Tsing, Anna L. 2005. Friction: An Ethnography of Global Connection. Princeton: Princeton University Press.
Anna Tsing’s Friction: An Ethnography of Global Connection looks at the Indonesian rainforest as a space of “awkward engagement” (xi) involving an ensemble cast of characters, ranging from nature lovers and illegal loggers, to crony capitalists and indigenous activists along with almost everyone else in between. “Awkward” also defines her metaphorical-analytical tool of “friction,” which she defines as the “awkward, unequal, unstable, and creative qualities of interconnection across difference” (4). This implies a methodological challenge across space that Tsing pulls off gracefully by showing the interconnections between people and places as far afield and different as Canadian investors and a Filipino mining prospector in the hot rainforests of Indonesia.
Her interest in seeing how interconnections emerge across difference brings an examination of universals to center-stage of her study. Her verdict on the politics of universals—for instance, human rights and environmental discourses—is mixed in that they present risks of both pitfalls and positive potential. Both “success” and failure are risks, but they are risks that Tsing decides are worth taking. “This mingling of despair and hope,” which are embodied by diverse actors in her account, “reformulates representations of global capital, remaking the culture and politics of globalization” (270). In this way, globalization is not conceived as an inexorable and insatiable bulldozer of all hopes and difference, but open and formed by contingency as well as the push and pull of awkward engagement.

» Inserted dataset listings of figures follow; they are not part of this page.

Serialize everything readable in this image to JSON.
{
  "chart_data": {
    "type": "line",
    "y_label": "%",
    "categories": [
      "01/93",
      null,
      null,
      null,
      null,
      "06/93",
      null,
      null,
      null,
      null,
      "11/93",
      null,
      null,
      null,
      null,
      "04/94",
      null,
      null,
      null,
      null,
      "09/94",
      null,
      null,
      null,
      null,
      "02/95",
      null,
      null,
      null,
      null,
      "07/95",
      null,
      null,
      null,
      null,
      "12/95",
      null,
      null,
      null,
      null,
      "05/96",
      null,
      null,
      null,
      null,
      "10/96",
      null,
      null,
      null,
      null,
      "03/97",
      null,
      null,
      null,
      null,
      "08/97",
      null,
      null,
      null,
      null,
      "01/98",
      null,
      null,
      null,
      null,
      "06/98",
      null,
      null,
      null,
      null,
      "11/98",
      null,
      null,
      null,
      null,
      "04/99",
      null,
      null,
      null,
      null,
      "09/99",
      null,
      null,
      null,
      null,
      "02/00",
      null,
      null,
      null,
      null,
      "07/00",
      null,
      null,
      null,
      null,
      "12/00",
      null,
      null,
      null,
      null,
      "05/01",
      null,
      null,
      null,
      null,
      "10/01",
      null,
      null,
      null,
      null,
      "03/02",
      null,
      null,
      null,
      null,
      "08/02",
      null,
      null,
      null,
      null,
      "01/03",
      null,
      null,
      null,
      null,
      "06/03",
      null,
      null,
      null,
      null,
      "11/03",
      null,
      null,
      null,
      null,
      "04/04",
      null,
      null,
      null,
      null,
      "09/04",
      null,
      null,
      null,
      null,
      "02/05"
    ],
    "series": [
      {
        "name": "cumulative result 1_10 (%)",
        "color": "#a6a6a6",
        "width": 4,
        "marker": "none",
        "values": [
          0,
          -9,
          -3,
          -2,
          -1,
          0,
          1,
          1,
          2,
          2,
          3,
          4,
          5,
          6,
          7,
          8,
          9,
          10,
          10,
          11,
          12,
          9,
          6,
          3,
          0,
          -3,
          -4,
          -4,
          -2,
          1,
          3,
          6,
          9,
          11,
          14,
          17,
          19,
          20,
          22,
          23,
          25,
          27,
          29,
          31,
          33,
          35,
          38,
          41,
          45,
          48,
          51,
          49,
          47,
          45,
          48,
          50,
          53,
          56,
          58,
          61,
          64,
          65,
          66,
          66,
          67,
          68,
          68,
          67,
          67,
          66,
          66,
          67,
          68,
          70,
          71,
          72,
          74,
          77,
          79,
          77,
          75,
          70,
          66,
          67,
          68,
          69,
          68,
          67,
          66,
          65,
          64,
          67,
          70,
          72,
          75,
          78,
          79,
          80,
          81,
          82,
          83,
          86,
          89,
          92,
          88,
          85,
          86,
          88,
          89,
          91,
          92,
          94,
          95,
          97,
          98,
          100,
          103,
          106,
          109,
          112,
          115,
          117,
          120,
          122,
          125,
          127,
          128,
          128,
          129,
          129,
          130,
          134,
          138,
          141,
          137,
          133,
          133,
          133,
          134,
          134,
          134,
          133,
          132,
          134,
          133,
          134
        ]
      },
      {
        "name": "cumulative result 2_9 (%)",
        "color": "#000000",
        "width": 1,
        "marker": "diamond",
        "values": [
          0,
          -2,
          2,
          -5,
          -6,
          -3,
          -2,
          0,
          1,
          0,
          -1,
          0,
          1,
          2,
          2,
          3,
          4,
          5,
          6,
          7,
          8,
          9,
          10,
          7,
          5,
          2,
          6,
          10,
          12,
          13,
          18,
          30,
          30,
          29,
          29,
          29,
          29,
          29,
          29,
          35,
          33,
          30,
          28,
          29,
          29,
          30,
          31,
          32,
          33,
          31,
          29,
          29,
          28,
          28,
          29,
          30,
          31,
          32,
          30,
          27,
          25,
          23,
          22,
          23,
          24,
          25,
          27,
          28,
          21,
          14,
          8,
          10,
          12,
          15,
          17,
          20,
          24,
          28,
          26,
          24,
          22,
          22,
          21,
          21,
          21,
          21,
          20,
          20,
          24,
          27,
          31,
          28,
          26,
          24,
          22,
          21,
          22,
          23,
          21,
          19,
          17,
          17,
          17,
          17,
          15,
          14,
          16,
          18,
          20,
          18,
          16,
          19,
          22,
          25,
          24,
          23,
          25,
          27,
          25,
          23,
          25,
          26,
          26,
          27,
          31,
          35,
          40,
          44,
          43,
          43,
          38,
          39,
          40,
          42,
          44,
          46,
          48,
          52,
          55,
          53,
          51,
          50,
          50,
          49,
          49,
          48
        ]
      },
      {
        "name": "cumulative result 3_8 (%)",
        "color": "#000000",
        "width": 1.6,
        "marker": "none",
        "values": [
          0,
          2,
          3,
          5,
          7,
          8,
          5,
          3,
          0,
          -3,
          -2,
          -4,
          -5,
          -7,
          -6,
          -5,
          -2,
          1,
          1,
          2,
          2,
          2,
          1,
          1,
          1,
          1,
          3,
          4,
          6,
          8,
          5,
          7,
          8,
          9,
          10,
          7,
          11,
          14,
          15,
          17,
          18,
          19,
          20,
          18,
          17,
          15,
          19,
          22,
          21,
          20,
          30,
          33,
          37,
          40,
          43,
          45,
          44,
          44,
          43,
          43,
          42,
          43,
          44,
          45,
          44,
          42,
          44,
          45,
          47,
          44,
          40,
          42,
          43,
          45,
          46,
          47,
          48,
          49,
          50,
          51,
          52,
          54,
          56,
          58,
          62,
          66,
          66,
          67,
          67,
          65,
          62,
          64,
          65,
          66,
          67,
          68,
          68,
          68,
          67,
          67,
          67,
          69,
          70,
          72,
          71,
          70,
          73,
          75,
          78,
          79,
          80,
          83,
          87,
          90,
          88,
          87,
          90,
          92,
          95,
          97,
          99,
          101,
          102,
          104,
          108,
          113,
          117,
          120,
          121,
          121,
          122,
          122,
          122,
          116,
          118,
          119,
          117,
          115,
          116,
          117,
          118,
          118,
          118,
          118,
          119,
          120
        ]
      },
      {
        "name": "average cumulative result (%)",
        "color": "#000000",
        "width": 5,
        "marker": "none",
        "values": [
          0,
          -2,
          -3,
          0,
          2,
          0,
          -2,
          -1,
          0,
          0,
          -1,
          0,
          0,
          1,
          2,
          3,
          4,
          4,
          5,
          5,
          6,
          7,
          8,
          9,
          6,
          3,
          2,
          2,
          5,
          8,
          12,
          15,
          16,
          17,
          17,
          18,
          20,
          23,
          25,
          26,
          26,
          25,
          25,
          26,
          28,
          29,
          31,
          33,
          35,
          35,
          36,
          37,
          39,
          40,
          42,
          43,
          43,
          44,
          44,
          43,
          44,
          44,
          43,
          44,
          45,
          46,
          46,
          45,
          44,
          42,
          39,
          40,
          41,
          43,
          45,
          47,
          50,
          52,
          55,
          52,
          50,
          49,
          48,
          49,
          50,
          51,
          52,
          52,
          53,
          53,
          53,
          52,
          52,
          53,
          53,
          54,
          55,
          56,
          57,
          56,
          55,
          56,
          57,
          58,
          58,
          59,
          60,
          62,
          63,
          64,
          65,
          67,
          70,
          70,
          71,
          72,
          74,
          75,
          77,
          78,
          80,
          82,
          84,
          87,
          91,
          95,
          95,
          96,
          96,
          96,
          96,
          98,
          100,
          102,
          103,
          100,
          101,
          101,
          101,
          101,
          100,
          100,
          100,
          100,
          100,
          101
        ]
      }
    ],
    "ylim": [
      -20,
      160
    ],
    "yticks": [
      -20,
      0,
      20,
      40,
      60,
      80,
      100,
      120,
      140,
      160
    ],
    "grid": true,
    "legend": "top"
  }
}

Considering the devastation and destruction of rainforest habitats in addition to the resulting sense of despair communicated by some of her interlocutors, Tsing’s conclusion is rather optimistic, but as her ethnography show not in an unfounded way. I kept thinking of Weber’s description of politics as the “slow, powerful drilling through hardboards” while reading the book. Besides this patient politics, Tsing also highlights the contingency of it all and is continually surprised by the diverse articulations—in Stuar Hall’s sense—of activists in transforming and redefining themselves. For instance, under the strictures of the New Order there was the potential that was increasingly realized by what began as a tepid environmental movement—seen as anti-political enough to conduct its slow and steady work. This movement in which “questions of freedom welled up” and that articulated “ideas of human rights, farmers’ rights, and indigenous rights” opened up spaces for the later proliferation of other movements.
But what these movements have to contend with is the ferocious combination of legality and illegality, big and small companies and entrepreneurs that advance “privatization through military and political force, displacing earlier residents’ resource rights” (21). The first few chapters on frontiers and economies of violence are particularly relevant for my own work.
“Built from historical models of European conquest, frontiers create wildness so that some—and not others—may reap its rewards. Frontiers are unregulated because they arise in the interstitial places made by collaborations among legitimate and illegitimate partners: armies and bandits; gangsters and corporations; builders and despoilers. They confuse the boundaries of law and theft, governance and violence, use and destruction” (27).
She adds, “The frontier, then, is not a natural or indigenous category. It is a traveling theory, a foreign form requiring translation” (31). “The frontier is made in the shifting terrain between legality and illegality, public and private ownership, brutal rape and passionate charisma, ethnic collaboration and hostility, violence and law, restoration and extermination” (33).